Senja yang cantik dengan guratan cahaya kuning keemasaan diantara jingga tersapu merah, sesekali cahayanya memutih menyilaukan siapapun yang melihatnya. Kali pertama ku melihat senja kukatakan senja yang terindah untuku, senja berikutnya-pun kukatakan demikian dan seterusnya hingga kusadari sudah Beribu-ribu senja pernah kupuja dan kucinta. Senja kali ini adalah senja yang beda untuku, aku tidak begitu terpesona oleh guratan warna dan cahayanya saja, aku merasakan irama dan aroma harmonis selaras dengan setiap inci imajinasi.
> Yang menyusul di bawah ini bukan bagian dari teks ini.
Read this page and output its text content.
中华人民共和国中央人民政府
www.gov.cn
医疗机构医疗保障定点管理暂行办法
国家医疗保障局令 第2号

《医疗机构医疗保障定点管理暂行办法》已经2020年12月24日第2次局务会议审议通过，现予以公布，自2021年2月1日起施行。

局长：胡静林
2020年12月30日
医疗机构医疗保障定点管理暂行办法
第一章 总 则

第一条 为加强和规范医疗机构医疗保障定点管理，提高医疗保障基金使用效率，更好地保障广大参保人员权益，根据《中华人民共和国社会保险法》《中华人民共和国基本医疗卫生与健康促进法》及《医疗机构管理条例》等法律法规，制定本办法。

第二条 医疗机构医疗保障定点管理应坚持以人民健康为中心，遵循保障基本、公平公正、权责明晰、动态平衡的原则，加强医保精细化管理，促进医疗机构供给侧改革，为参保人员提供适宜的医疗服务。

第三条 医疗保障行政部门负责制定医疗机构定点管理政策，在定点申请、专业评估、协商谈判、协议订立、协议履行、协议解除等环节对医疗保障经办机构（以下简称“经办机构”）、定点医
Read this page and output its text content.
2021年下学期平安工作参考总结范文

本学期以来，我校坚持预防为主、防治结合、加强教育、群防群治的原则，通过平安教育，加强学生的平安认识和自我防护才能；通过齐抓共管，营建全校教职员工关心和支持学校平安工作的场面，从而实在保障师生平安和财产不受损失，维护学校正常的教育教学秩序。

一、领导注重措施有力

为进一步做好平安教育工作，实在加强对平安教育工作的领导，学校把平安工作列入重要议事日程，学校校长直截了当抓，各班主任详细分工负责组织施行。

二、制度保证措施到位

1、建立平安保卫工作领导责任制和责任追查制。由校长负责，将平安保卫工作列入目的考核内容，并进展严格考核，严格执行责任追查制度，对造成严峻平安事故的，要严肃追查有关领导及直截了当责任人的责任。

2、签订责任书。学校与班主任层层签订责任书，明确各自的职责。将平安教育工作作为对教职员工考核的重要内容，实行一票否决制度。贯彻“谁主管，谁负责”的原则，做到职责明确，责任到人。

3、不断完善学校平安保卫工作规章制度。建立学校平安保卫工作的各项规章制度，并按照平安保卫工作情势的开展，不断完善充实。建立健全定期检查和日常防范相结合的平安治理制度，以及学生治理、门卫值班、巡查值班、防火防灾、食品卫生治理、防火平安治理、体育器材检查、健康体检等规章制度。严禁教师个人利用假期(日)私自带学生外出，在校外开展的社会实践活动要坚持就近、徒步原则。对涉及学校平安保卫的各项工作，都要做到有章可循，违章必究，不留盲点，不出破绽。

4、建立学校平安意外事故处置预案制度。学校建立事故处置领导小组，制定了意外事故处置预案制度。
Seakan senja itu adalah gambaran penuh dari setiap imajinasi yang awalnya kuanggap hal paling absurd. Aku masih disini, bertahan menunggumu dengan sisa kekuatan yang entah cukup sampai kapan, kau belum juga muncul menghapus awan kelabu dan menghitam itu. Aku khawatir sang waktu berpihak pada kelabu menghitam itu, karna saat memandangnya bukan lagi senyum kagum seperti yang biasanya kuberikan padamu, tapi senyum paling miris dari sekian senyum yang kumiliki. Ironisnya, senyum yang paling miris itu adalah senyum paling jujur yang pernah kumiliki. Aku tulus dengan senyum itu, aku menikmati senyum itu meski entah senja itu tahu atau tidak arti senyumku. Aku disini, ditepian sepi bercengrama dengan sang waktu, menantimu dengan pasti suatu hari kau akan hadir lagi sebagai senja terakhir, hanya untuku.